Why is such escalation perpetually possible? Unger’s answer appeals to a transhistorical attribute of the species which he calls its ‘negative capability’. The meaning he attaches to this term is virtually the opposite of that intended by Keats. What it denotes is active will and restless imagination pitted against all circumstance or convention, a constitutive human capacity to transcend every given context by negating it in thought or deed. As such, Unger argues, its exercise has gradually expanded since the dawn of civilization, giving history what cumulative (though not irreversible) direction it appears to have. Today the goal of politics must be to increase the space of that negative capability, by creating institutional contexts permanently open to their own revision—so diminishing the gap between structures and routines, and ‘disentrenching’ social life as a whole.

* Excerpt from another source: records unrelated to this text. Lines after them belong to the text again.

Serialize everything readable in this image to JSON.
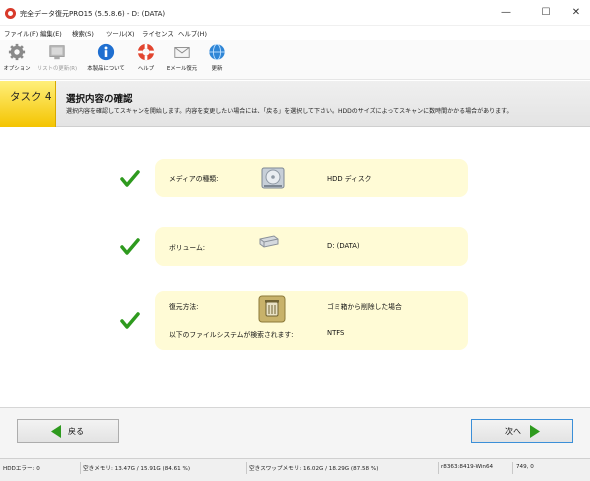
{
  "window": {
    "title": "完全データ復元PRO15 (5.5.8.6) - D: (DATA)",
    "min_glyph": "—",
    "max_glyph": "☐",
    "close_glyph": "✕"
  },
  "menu": [
    {
      "label": "ファイル(F)"
    },
    {
      "label": "編集(E)"
    },
    {
      "label": "検索(S)"
    },
    {
      "label": "ツール(X)"
    },
    {
      "label": "ライセンス"
    },
    {
      "label": "ヘルプ(H)"
    }
  ],
  "toolbar": [
    {
      "label": "オプション",
      "icon": "gear-icon",
      "enabled": true
    },
    {
      "label": "リストの更新(R)",
      "icon": "list-refresh-icon",
      "enabled": false
    },
    {
      "label": "本製品について",
      "icon": "info-icon",
      "enabled": true
    },
    {
      "label": "ヘルプ",
      "icon": "lifebuoy-icon",
      "enabled": true
    },
    {
      "label": "Eメール復元",
      "icon": "envelope-icon",
      "enabled": true
    },
    {
      "label": "更新",
      "icon": "update-globe-icon",
      "enabled": true
    }
  ],
  "task": {
    "badge": "タスク 4",
    "title": "選択内容の確認",
    "description": "選択内容を確認してスキャンを開始します。内容を変更したい場合には、「戻る」を選択して下さい。HDDのサイズによってスキャンに数時間かかる場合があります。"
  },
  "summary": {
    "media": {
      "label": "メディアの種類:",
      "value": "HDD ディスク",
      "icon": "hard-disk-icon"
    },
    "volume": {
      "label": "ボリューム:",
      "value": "D: (DATA)",
      "icon": "volume-drive-icon"
    },
    "restore": {
      "label": "復元方法:",
      "value": "ゴミ箱から削除した場合",
      "fs_label": "以下のファイルシステムが検索されます:",
      "fs_value": "NTFS",
      "icon": "recycle-bin-icon"
    }
  },
  "buttons": {
    "back": "戻る",
    "next": "次へ"
  },
  "status": {
    "hdd_errors": "HDDエラー: 0",
    "free_memory": "空きメモリ: 13.47G / 15.91G (84.61 %)",
    "free_swap": "空きスワップメモリ: 16.02G / 18.29G (87.58 %)",
    "build": "r8363:8419-Win64",
    "coords": "749, 0"
  },
  "colors": {
    "accent_yellow": "#f4c400",
    "row_bg": "#fffbd6",
    "check_green": "#2e9a1e",
    "next_border": "#3b8fd8"
  }
}
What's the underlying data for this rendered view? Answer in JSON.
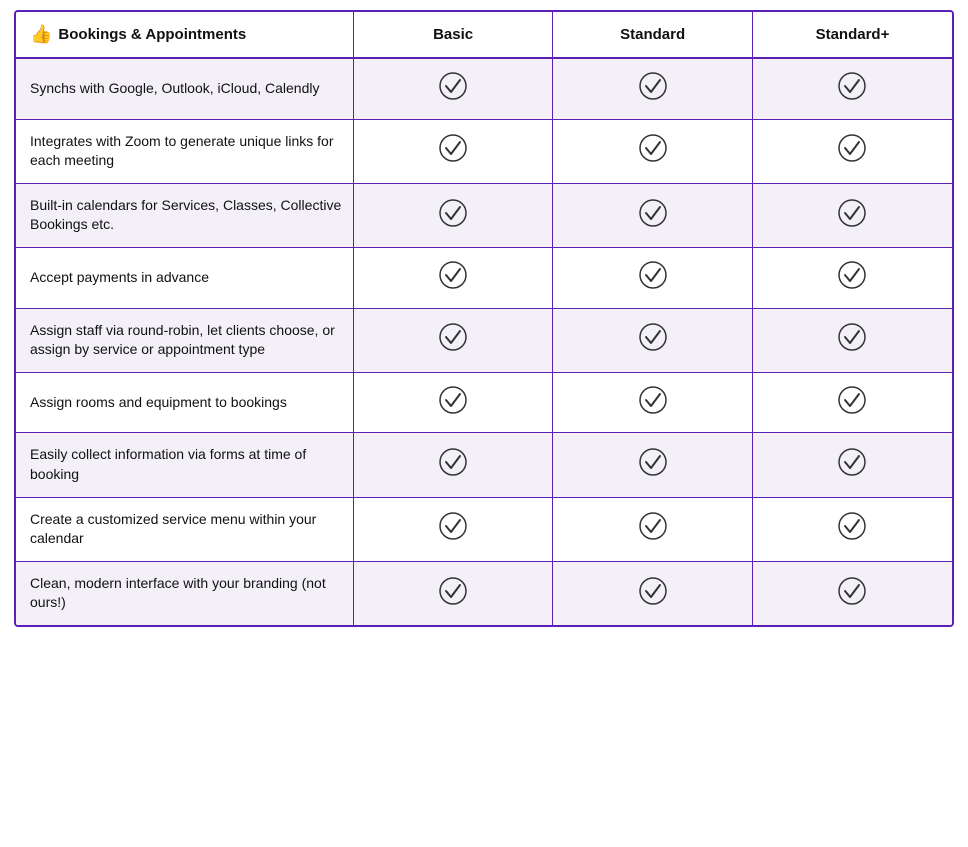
{
  "header": {
    "section_icon": "👍",
    "section_title": "Bookings & Appointments",
    "col_basic": "Basic",
    "col_standard": "Standard",
    "col_standard_plus": "Standard+"
  },
  "rows": [
    {
      "feature": "Synchs with Google, Outlook, iCloud, Calendly",
      "basic": true,
      "standard": true,
      "standard_plus": true
    },
    {
      "feature": "Integrates with Zoom to generate unique links for each meeting",
      "basic": true,
      "standard": true,
      "standard_plus": true
    },
    {
      "feature": "Built-in calendars for Services, Classes, Collective Bookings etc.",
      "basic": true,
      "standard": true,
      "standard_plus": true
    },
    {
      "feature": "Accept payments in advance",
      "basic": true,
      "standard": true,
      "standard_plus": true
    },
    {
      "feature": "Assign staff via round-robin, let clients choose, or assign by service or appointment type",
      "basic": true,
      "standard": true,
      "standard_plus": true
    },
    {
      "feature": "Assign rooms and equipment to bookings",
      "basic": true,
      "standard": true,
      "standard_plus": true
    },
    {
      "feature": "Easily collect information via forms at time of booking",
      "basic": true,
      "standard": true,
      "standard_plus": true
    },
    {
      "feature": "Create a customized service menu within your calendar",
      "basic": true,
      "standard": true,
      "standard_plus": true
    },
    {
      "feature": "Clean, modern interface with your branding (not ours!)",
      "basic": true,
      "standard": true,
      "standard_plus": true
    }
  ],
  "checkmark_symbol": "✓"
}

Such disentrenchment represents both a pragmatic and a moral value. In the past, the economic and military success of states always depended on the degree to which they achieved what Unger terms ‘plasticity’, or the ability to promote a ‘pitiless recombination’ of the factors of production, communication or destruction to meet changing conditions or opportunities. But this kind of institutional flexibility typically consorted with predatory or despotic power—the rule of nomadic conquerors, agrarian bureaucracies, or mercantile oligarchies. Once modern popular sovereignty starts to emerge, however, it acquires normative force as a principle of social emancipation as well as material prosperity. For now the fixity of all traditional hierarchies and dependencies may be seen as a false necessity that can be undone by the general will. The advent of the Rechtsstaat, universal suffrage and social security are only the hesitant beginnings of this process. Unger looks beyond them towards a more radically ‘empowered democracy’, capable of freely remaking every dimension of its common life. His own programme for empowerment includes proposals for the reorganization of government, property, work, and personal relations alike, in a spirit intended to dispel the ‘received, superstitious contrast’ between liberalism and socialism.